Yelp may sometimes serve as a dumping ground for the grievances of disgruntled customers who found the water too cold or the marinara sauce too tomato-y, but the next time you stumble across a slew of one-star reviews, you may want to stop and pay attention. The power of the masses and public forums may be helping public health officials track food poisoning outbreaks, and Yelp is at the forefront of this new, almost accidental method of food safety alerts.
Much in the same way that Twitter can help seismologists track earthquakes in five seconds flat, the ubiquity of Yelp and the viral nature of some of its reviews can be instrumental in not only detecting illnesses early, but also identifying potential patients who will need medical care down the line. In a recent example, Yelp user Pauline A. wrote a review of the Mariscos San Juan #3 restaurant, dated Oct. 18. “PLEASE DO NOT EAT HERE!!!!” she wrote. “My sister-in-law … and brother-in-law along with his parents ate here Friday night and all four of them ended up in the hospital with food poisoning!!!”
Later that day, that very restaurant was shut down by Santa Clara County Public Health Department, and just two days later, officials announced that over 80 patrons of the restaurant had become severely ill, with 12 going into intensive care units.
The use of Yelp in tracking food poisoning cases isn’t a novel notion — back in 2014, New York’s Department of Health and Mental Hygiene partnered with researchers from Columbia University and Yelp to scan 294,000 reviews of restaurants in the city between July 1, 2012, and March 13, 2013, for reports of food-borne diseases. By flagging for words like “sick,” “vomit,” “diarrhea” and “food poisoning,” the team ultimately found some 900 cases (previously unreported to public health officials) that required further review.
Of these, more than half were ultimately determined to be likely cases of food-poisoning linked to the restaurant.
A Boston Children’s Hospital study also noted that Yelp “reviews describing food poisoning tracked closely with food-borne illness data maintained by the Centers for Disease Control and Prevention.”
But as seemingly accurate as these negative reviews and experiences may be in tracking potentially deadly diseases, it’s not always a straightforward process.
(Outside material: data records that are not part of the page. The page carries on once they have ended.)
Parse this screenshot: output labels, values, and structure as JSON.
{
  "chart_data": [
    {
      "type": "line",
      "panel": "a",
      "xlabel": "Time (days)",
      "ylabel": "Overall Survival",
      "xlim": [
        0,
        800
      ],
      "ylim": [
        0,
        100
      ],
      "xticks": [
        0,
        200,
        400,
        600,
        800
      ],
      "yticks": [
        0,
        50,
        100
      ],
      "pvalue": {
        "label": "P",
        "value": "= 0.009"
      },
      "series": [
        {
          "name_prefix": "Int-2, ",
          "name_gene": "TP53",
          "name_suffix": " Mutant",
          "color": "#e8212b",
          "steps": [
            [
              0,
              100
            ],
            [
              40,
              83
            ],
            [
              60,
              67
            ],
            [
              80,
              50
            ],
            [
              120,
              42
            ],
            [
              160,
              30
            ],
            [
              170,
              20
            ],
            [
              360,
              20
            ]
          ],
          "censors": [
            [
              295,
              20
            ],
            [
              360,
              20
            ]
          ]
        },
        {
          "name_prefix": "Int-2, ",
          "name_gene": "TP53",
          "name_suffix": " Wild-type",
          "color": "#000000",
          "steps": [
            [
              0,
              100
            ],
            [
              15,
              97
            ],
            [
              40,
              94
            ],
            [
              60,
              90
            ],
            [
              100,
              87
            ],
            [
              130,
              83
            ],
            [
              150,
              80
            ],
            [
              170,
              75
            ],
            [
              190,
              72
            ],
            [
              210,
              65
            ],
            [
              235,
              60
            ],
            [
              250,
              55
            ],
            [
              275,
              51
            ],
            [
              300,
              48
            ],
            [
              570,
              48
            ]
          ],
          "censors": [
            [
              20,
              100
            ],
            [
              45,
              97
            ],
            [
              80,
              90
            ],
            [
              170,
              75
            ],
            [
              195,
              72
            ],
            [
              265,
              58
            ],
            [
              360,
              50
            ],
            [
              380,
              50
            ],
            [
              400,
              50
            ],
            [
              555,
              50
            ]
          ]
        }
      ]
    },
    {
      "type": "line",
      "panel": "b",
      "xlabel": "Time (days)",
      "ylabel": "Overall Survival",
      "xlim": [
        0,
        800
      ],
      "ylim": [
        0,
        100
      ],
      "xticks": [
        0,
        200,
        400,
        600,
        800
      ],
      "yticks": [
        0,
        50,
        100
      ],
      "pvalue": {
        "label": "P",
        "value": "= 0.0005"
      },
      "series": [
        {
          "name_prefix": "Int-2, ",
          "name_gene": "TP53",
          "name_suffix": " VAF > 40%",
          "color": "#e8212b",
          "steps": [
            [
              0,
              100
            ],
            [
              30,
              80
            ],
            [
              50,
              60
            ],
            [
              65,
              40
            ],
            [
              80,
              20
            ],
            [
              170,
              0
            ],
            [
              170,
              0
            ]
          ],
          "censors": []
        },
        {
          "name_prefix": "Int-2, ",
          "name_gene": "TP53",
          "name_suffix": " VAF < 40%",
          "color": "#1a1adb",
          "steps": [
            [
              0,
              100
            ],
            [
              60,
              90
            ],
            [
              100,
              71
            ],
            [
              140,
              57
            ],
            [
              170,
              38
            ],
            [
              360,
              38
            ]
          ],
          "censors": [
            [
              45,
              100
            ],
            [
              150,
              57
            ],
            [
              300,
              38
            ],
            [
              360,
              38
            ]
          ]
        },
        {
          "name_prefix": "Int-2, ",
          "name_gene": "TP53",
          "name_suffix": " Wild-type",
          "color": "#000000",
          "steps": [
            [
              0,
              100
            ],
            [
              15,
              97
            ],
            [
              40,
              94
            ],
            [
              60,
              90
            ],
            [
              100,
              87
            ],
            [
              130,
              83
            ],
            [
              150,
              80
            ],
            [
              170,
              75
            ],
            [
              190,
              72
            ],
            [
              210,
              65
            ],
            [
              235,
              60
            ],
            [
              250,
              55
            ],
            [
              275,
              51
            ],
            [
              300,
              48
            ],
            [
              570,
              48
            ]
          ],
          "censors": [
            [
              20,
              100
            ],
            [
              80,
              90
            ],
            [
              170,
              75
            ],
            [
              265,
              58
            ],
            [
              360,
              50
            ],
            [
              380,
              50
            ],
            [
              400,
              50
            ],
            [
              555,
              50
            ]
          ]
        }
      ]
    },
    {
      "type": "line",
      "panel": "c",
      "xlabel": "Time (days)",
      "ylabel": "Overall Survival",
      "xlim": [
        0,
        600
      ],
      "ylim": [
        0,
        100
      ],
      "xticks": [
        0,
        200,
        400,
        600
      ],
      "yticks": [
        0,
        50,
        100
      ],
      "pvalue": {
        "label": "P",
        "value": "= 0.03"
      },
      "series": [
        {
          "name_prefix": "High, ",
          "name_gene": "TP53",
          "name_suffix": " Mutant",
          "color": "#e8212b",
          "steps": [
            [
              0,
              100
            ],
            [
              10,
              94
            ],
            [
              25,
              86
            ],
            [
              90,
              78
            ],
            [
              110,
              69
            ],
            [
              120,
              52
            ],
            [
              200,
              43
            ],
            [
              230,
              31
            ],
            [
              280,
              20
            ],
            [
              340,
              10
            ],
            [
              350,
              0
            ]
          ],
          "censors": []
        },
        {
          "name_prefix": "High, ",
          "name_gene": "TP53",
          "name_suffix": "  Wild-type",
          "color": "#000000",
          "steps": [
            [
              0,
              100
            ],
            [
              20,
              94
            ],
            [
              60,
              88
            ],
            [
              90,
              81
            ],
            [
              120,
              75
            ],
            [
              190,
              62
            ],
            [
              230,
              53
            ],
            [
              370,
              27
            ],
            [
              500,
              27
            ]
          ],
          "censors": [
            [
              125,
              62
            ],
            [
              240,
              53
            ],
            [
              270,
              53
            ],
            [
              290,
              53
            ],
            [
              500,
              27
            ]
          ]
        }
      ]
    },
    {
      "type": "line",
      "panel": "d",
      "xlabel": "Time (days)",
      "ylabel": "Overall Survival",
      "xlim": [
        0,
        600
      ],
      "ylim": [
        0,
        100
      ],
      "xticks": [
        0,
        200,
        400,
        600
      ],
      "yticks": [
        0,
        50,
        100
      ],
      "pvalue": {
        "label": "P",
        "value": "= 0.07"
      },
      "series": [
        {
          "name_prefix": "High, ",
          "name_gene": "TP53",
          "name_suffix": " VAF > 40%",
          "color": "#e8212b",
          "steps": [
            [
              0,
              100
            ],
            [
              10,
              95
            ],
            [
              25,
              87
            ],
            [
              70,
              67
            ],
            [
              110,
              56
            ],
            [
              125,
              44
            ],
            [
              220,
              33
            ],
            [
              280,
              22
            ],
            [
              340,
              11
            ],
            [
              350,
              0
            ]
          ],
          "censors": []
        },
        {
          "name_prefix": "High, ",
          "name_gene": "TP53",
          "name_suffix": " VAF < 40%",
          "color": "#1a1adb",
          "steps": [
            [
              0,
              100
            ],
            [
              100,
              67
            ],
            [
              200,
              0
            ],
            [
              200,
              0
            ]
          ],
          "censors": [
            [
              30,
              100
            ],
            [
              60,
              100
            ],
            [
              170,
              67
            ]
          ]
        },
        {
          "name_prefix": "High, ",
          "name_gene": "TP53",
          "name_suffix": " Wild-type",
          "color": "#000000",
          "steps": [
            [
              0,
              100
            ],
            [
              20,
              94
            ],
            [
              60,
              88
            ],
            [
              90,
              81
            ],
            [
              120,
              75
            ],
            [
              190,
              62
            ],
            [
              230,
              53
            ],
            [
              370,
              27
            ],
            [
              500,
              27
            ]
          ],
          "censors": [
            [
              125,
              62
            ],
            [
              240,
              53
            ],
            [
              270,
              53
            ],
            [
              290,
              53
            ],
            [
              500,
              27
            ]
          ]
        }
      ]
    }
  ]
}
As anyone who’s frequented Yelp may tell you, some reviews are written more to pick a bone than to actually relate an experience. And even more problematic is Yelp’s system of hiding some reviews while promoting others. In the case of the Mariscos San Juan restaurant, a number of reviews that spoke to food poisoning were actually blocked from easy view in Yelp’s “not currently recommended” tab.
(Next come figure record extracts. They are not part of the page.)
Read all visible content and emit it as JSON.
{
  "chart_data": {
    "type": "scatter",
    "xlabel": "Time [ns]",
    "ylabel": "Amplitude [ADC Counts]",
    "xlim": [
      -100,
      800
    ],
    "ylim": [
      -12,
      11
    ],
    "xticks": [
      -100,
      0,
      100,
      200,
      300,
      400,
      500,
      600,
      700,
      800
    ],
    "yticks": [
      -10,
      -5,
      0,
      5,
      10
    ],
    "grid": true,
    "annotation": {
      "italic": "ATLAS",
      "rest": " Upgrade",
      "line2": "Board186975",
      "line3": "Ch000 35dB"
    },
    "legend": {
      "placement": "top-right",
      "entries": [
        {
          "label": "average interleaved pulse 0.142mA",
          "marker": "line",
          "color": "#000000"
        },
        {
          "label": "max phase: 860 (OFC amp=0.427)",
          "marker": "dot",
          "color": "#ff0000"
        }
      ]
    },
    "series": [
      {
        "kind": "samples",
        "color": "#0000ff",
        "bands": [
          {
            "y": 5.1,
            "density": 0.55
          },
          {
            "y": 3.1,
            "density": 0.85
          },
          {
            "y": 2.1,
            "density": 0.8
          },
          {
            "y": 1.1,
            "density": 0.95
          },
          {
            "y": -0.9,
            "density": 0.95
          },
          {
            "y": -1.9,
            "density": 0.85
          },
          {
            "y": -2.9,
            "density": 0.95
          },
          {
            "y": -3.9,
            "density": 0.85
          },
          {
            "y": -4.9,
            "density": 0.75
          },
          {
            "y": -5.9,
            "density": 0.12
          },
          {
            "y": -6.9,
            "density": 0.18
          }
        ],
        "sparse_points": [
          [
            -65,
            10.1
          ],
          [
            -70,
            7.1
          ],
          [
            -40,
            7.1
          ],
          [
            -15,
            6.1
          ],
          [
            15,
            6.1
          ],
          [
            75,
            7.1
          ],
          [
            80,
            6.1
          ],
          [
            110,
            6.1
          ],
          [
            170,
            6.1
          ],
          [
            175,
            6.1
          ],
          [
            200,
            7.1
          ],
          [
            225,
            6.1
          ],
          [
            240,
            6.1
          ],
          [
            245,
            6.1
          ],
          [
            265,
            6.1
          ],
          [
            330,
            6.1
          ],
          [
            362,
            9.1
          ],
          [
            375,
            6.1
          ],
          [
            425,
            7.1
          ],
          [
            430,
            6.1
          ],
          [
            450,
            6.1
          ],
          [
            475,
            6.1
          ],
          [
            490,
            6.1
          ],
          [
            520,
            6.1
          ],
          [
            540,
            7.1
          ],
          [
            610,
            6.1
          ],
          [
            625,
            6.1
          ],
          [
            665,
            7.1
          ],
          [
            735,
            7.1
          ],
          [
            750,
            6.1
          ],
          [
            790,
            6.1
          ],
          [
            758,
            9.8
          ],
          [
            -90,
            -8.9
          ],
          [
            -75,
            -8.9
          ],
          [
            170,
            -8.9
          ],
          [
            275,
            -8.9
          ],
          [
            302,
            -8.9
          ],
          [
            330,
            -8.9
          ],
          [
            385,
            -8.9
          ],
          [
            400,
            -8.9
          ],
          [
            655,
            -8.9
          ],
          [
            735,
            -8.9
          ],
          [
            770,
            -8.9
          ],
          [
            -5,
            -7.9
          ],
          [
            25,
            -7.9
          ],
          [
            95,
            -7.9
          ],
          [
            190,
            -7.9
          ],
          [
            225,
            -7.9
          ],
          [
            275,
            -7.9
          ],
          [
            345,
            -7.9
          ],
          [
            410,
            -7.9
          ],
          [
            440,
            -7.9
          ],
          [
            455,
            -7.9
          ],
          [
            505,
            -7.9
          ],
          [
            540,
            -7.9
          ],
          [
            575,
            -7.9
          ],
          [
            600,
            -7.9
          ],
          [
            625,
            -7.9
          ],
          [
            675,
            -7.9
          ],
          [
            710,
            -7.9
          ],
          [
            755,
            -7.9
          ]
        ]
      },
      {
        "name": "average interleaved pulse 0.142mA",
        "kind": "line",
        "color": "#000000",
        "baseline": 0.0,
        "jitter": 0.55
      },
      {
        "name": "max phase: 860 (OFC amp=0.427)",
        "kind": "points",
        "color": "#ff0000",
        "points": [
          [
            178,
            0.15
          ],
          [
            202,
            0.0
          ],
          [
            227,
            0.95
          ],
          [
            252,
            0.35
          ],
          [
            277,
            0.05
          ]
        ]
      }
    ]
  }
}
Yelp notes in a blog post that it attempts not to “highlight reviews written by users we don’t know much about, or reviews that may be biased because they were solicited from family, friends, or favored customers.”
So by all means, take your Yelp reviews with a grain of salt. But if people are talking bodily fluids after a restaurant visit, you may want to consider steering clear for awhile.